We perform the technique with some modifications from the original description. We choose as our entry point the middle of the crown of the gyrus, distant from the vascular sulcal border. The pia is coagulated at the entry point with irrigating bipolar electrocautery, briefly and at low amplitude. The pia is then opened with a 25-gauge needle at a single point to allow an avenue of insertion for the transector. Other surgeons have reported the use of micropoint diathermy to create the pial opening. In our technique, the transector is inserted twice into the same entry point and swept toward opposite sulci, in turn. We prefer a microsurgical ball probe terminating in a 4- to 5-mm hook bent at approximately 100 degrees. The tip is, of course, blunt to avoid perforating the pia or violating any sulcus or vessels. We similarly perform transections every 5 mm along the gyrus, perpendicular to its long axis. We avoid coagulation with electrocautery as much as is possible in eloquent areas of cortex—thrombin-soaked gel foam applied over the entry point is sufficient in most cases. In ▶Fig. 15.1 (a–c), intraoperative photographs display the stages as electrode placement, seizure mapping, and resection and adjacent MSTs. In ▶Fig. 15.2 (a, b), the postoperative magnetic resonance images (MRIs) (sagittal and coronal slices) display the actual anatomy of the transections.

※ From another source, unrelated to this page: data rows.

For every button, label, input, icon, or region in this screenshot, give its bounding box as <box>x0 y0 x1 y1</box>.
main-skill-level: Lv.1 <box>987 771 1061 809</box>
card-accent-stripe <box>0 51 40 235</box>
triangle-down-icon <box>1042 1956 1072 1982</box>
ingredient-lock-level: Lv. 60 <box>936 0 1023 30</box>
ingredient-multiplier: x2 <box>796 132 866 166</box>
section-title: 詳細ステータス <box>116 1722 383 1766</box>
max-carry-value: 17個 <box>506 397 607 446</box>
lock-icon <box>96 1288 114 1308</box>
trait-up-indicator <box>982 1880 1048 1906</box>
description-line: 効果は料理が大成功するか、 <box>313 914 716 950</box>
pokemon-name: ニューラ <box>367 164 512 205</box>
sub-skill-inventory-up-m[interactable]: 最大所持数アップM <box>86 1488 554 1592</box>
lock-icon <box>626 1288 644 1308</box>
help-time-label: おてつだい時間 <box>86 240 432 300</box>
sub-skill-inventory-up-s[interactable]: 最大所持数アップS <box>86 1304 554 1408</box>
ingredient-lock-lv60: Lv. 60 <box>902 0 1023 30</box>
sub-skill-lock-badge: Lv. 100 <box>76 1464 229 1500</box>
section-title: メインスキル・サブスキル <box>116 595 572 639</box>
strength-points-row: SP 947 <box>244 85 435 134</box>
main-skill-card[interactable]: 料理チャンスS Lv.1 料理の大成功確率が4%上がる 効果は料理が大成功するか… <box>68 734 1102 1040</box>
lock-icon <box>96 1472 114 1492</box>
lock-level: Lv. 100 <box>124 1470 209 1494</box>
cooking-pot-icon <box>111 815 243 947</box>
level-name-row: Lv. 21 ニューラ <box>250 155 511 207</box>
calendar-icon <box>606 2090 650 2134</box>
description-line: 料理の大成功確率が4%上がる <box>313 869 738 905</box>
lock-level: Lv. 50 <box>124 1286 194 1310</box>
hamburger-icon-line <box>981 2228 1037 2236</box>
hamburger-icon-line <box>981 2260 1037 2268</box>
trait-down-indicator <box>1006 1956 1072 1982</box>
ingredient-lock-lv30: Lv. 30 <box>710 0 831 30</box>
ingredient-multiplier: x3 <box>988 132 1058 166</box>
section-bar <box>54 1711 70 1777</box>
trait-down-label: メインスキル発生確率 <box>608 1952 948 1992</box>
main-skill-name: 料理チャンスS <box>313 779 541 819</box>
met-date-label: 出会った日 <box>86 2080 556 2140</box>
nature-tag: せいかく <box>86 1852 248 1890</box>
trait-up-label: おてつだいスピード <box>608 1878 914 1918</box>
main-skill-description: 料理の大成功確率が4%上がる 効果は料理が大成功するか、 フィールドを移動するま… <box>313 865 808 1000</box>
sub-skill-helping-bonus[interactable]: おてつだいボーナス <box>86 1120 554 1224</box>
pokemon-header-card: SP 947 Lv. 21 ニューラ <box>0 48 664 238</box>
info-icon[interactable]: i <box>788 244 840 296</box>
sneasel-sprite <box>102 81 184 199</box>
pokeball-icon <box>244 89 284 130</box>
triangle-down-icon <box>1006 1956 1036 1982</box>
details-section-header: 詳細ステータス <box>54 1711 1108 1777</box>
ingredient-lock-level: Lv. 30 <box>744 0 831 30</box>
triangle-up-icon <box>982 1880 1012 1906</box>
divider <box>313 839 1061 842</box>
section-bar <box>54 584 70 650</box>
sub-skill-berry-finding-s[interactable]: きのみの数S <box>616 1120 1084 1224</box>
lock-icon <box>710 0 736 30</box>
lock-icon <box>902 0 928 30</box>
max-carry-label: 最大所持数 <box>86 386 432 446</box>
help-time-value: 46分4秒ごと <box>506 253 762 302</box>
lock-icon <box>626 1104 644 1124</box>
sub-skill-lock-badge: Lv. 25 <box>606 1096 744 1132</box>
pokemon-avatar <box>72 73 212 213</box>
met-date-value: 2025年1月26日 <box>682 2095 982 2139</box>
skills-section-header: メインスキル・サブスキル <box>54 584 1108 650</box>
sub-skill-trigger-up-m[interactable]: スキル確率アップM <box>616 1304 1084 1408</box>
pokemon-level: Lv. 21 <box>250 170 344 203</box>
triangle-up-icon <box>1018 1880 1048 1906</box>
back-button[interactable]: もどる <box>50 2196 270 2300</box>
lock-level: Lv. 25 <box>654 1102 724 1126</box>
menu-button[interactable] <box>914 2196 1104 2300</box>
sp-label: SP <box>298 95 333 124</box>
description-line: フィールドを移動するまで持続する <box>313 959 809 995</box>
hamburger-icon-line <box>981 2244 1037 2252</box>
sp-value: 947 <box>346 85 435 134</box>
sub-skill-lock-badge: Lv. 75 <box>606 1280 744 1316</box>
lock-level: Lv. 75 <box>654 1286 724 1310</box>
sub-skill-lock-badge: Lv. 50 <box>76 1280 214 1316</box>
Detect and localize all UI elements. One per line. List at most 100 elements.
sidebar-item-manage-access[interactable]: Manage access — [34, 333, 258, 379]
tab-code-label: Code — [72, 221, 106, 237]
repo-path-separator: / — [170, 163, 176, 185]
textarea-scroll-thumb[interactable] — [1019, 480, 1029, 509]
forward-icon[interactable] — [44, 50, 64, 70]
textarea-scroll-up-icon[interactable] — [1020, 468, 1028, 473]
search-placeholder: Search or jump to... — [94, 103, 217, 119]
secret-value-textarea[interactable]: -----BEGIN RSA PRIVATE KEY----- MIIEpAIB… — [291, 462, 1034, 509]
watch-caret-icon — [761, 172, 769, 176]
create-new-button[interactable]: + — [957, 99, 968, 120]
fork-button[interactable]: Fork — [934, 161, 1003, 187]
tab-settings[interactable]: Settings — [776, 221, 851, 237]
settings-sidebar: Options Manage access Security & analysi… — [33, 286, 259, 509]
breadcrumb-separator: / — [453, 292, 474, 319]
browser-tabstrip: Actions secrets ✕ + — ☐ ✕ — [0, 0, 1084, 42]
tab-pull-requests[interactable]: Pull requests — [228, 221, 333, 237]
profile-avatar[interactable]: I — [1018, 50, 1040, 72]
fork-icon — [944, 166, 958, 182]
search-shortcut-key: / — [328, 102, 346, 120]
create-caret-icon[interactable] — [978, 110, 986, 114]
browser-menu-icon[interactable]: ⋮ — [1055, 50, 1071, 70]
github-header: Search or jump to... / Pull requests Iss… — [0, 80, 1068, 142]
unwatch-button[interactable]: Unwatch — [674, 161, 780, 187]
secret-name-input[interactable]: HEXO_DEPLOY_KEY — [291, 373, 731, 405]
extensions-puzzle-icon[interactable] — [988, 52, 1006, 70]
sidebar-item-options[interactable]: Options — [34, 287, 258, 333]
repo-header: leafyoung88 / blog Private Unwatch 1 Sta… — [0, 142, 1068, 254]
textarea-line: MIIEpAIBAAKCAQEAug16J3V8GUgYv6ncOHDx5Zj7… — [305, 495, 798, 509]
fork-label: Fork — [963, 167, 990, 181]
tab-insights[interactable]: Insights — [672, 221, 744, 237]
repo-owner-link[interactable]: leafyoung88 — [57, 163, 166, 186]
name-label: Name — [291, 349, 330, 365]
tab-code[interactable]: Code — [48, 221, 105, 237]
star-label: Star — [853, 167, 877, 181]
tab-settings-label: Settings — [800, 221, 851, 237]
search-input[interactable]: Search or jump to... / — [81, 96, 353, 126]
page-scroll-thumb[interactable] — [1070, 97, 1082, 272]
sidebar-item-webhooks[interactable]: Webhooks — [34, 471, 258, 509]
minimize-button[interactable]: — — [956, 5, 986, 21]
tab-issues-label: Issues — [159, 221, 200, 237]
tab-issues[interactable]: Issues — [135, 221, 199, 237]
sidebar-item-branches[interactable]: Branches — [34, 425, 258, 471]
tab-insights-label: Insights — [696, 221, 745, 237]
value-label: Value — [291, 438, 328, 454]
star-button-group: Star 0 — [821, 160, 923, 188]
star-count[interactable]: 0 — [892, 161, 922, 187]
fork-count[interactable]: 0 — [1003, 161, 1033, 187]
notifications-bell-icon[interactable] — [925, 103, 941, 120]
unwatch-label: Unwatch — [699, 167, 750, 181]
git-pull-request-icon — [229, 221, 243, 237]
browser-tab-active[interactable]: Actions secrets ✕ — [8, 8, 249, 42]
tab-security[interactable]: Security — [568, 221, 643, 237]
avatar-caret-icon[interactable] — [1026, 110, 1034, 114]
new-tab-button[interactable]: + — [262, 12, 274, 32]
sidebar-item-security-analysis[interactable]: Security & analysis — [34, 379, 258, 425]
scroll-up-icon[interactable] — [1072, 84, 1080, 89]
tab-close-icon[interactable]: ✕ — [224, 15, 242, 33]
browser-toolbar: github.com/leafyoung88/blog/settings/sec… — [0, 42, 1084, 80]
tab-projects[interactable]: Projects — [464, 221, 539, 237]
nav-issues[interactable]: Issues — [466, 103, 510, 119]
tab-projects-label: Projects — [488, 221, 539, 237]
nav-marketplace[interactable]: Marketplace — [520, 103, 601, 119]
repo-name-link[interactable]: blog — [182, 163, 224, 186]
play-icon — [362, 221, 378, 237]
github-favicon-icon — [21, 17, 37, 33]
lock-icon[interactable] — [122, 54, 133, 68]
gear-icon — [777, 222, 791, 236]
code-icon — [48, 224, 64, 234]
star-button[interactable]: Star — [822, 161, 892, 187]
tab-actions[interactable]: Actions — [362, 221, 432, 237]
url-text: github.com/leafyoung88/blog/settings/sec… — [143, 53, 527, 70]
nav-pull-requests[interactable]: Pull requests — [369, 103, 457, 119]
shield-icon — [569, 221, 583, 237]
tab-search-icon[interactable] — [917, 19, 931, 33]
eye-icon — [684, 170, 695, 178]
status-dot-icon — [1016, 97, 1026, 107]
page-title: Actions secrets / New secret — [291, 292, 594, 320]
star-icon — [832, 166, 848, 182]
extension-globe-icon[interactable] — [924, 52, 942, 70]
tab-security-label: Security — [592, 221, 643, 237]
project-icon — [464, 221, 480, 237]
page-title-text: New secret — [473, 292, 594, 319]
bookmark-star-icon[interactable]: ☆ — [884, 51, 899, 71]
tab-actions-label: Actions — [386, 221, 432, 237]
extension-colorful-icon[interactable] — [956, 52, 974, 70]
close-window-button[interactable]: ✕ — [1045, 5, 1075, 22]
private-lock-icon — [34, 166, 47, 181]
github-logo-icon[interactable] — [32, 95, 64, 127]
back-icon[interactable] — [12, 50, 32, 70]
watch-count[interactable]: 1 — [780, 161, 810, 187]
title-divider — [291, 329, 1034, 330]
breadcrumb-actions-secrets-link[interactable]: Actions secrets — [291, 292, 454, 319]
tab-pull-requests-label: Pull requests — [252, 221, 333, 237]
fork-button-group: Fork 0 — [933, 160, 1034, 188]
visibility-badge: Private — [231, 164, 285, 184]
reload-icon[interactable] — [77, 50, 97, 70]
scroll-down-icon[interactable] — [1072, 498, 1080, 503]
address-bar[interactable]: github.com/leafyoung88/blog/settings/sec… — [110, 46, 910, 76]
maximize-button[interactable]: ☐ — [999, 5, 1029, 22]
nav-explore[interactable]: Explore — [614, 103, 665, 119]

We use intraoperative electrophysiology in all cases, similar to Morrell’s original description. In the vast majority of cases, abnormal electrocorticographic discharges cease after MST. If epileptiform waveforms persist, then the transections should be investigated to ensure that they are completely through the depth of the gray matter and include gray matter in the sulcus. Frequently, MST is used in combination with an excisional procedure if both eloquent and noneloquent cortexes are involved in the epileptogenic zone. We recommend the excisional procedure be performed prior to the MSTs. If an excisional procedure is not performed, a small cortical biopsy for pathology should be considered if safe.

In Morrell’s original series, all cases were performed awake. Given sufficient preoperative invasive mapping of seizure activity and of eloquent cortex in an epilepsy monitoring unit, coupled with intraoperative somatosensory-evoked potentials and motor responses induced by direct cortical stimulation without neuromuscular blockade, it may be safe to perform the procedure under general anesthesia for rolandic cases. For cases involving critical language cortex, an awake craniotomy is preferred, especially if MST is coupled with a resective procedure.